F-statistic: 6.948 on 1 and 552 DF, p-value: 0.008628

> LinearModel.9 = lm(CORSION ~ Age, data=Cohort35up)

> summary(LinearModel.9)

Call:

lm(formula = CORSION ~ Age, data = Cohort35up)

Residuals:

Min 1Q Median 3Q Max

-38.249 -7.743 0.234 6.841 34.104

Coefficients:

Estimate Std. Error t value Pr(>|t|)

(Intercept) -54.4234 19.7084 -2.761 0.00675 **

Age 1.3990 0.5139 2.722 0.00755 **

Residual standard error: 10.84 on 109 degrees of freedom

Multiple R-squared: 0.06366, Adjusted R-squared: 0.05507

F-statistic: 7.41 on 1 and 109 DF, p-value: 0.007552

I think some of this is selection bias. Some of this is Chris Chelios skewing the data. Looking at the scatter plot tends to confirm this. (It also tends to highlight what an outlier Chris Chelios was. Those 3 dots out at 45, 46, and 47 are him.)

Eric T looked a this a couple months ago and said "The average player peaks at a bit over 51 percent Corsi, which is something like 60th percentile among regulars. By age 34 or 35, he's dropped to around 47 percent, which would be about 20th percentile. " Here's his figure for this. I've made one little change.

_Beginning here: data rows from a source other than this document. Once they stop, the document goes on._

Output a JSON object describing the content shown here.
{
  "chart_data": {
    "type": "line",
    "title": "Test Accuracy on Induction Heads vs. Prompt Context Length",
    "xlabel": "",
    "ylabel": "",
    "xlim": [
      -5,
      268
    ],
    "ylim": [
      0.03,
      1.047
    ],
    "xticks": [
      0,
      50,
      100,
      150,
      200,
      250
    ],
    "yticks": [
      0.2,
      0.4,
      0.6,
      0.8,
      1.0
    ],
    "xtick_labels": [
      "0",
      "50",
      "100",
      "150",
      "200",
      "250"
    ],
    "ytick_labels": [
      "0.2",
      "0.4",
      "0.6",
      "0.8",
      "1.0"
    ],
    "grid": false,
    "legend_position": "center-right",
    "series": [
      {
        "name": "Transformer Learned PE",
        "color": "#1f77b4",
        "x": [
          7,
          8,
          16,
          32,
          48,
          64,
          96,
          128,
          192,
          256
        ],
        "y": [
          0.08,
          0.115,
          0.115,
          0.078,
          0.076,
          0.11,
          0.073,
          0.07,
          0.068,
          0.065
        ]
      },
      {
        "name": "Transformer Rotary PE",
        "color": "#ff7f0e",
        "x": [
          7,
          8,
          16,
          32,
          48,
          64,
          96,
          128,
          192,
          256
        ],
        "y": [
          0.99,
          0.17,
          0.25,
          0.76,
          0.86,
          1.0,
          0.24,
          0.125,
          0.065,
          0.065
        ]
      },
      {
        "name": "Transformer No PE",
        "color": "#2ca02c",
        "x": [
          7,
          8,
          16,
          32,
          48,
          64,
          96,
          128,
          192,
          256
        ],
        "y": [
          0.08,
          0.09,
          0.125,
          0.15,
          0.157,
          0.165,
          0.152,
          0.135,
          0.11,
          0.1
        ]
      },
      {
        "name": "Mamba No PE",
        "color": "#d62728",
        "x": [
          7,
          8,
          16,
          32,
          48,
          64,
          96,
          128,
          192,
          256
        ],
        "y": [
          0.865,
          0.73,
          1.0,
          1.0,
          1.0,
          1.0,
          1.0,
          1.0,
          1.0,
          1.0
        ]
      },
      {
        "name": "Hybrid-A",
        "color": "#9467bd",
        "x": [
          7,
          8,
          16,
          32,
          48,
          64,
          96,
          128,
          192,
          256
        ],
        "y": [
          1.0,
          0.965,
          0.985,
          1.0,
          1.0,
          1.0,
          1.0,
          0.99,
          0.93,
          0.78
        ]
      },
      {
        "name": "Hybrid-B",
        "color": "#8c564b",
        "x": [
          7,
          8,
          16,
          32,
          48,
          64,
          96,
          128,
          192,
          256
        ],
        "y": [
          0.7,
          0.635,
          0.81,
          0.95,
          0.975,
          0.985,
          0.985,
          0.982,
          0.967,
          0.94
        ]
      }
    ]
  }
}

Obviously, I'm very skeptical about this. But let's suppose that somehow he has managed to stumble upon The Truth and the average player really does peak at 51% and gradually drop off to 47%. The line I drew in is the lower limit of the 95% Confidence Interval for a full season of Corsi. The upper limit didn't fit on his figure, but it is up at 57%, which is roughly where it says "Eric T looked a this". So a "change" from 51% to 47% is a lot less than the magnitude of the randomness. It's not significant. So if a team is considering acquiring a new player, and they have three options, a 29 year-old, a 31 year-old, and a 33 year-old, I would not choose among them based on a concern that Corsi would change as they age.